Para piorar tudo, as meninas tinham terminado de se arrumar e estavam, com Dona Matilde, procurando pelos dois na sala. Ouviram os barulhos estranhos que vinham do lavabo do corredor e foram bater à porta, com grande desconfiança. Dona Matilde foi à frente, as filhas observando atrás. O que poderia estar acontecendo? Dois homens juntos no banheiro? E o que significavam aqueles barulhos? Já demonstrando nervosismo por pensar o pior, Dona Matilde bate rispidamente à porta:

- Ei, o que está acontecendo? Vocês estão aí? O que se passa????

- Espere, não podemos abrir agora! ? foi a resposta de Anselmo. Carlos sequer conseguia falar ou pensar em qualquer coisa a essa altura.

- Abram já essa porta! Não estou entendendo. Quero saber o que está acontecendo já!

- Calma Dona Matilde! Espere um pouco, por favor. ? e os dois continuavam tentando desbloquear o vaso sanitário, sem nenhum sucesso. A toalha ofendida realmente tinha se decidido por ganhar a questão.

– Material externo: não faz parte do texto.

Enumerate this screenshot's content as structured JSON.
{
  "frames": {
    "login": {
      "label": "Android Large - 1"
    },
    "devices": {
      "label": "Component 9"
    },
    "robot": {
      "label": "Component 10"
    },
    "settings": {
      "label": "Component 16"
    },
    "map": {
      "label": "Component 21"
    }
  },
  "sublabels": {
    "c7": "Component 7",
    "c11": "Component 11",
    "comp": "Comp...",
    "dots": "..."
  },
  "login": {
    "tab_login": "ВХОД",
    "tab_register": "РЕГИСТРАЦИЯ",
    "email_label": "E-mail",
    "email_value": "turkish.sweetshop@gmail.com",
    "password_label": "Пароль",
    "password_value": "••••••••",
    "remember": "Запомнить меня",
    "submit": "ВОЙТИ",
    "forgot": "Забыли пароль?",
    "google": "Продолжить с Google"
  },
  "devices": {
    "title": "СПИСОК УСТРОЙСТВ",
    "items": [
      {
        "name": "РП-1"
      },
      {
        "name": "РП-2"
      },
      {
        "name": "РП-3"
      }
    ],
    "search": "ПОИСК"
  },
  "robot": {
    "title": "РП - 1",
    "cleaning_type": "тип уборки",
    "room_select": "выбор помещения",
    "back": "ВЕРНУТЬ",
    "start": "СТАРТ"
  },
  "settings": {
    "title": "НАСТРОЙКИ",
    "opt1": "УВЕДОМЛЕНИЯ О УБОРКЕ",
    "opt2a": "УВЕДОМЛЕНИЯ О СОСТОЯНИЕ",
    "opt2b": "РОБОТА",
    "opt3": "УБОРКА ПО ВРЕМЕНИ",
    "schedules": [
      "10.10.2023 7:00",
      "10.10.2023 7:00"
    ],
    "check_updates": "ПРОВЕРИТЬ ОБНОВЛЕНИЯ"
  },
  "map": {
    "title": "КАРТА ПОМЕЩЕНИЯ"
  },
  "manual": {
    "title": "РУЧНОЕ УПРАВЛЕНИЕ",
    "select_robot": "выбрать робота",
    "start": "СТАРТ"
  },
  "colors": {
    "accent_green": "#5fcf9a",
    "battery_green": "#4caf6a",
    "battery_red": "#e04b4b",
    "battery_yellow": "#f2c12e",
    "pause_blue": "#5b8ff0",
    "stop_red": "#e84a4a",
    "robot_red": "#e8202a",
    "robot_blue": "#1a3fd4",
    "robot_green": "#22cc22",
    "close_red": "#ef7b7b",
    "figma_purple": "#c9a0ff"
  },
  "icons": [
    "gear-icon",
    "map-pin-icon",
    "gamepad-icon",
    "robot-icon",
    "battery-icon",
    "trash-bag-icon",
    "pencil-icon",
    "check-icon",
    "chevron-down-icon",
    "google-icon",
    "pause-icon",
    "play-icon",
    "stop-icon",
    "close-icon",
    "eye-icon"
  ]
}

- Que esperar coisa nenhuma! Abram já essa porta! ? Dona Matilde ficou nervosa de vez ? O que está acontecendo? Estão na minha casa! Que negócio é esse de dois homens num banheiro? Isso aqui é uma residência de família!!!

Silêncio...

- Vamos, abram já! ? e Dona Matilde agora batia violentamente à porta. As filhas, em consternação, começavam a chorar, temendo que o pior estivesse por vir.

- Dona Matilde, não é nada disso que a senhora está pensando! Estamos resolvendo um problema...

- Como assim? O que aconteceu? É droga?!? Como ousam trazer drogas pra minha casa? Saiam já daí!!!

Anselmo sabia que não podia sustentar a situação. O jeito era revelar tudo mesmo. Afinal de contas, a culpa era toda de Carlos, ele que assumisse a responsabilidade. Ele não queria mais saber de nada. Largou o cabo da vassoura, dirigiu-se à porta e abriu...

Dona Matilde soltou um grito de espanto ao se deparar com a cena. O banheiro imundo, um mal-cheiro indescritível. Os dois rapazes sujos, as paredes e o tapete irrecuperáveis... Carlos, de camisa e sem calça, segurando uma vassoura e ainda golpeando o vaso sanitário... Mirella e Priscila imediatamente aguçaram seus prantos. Aquilo realmente não podia estar acontecendo.

Mas Anselmo nunca pôde se explicar. Teve que aceitar a situação, ao ser expulso aos gritos, junto com Carlos, por Dona Matilde. A vizinhança acabou vindo à porta, o zelador apareceu para escoltar os rapazes, enfim, foi uma confusão só. Nunca mais pôde se dirigir a Mirella, acabou sendo conjuntamente condenado por um crime que não cometeu. Teve que optar por deixar os anos passarem e tentar esquecer.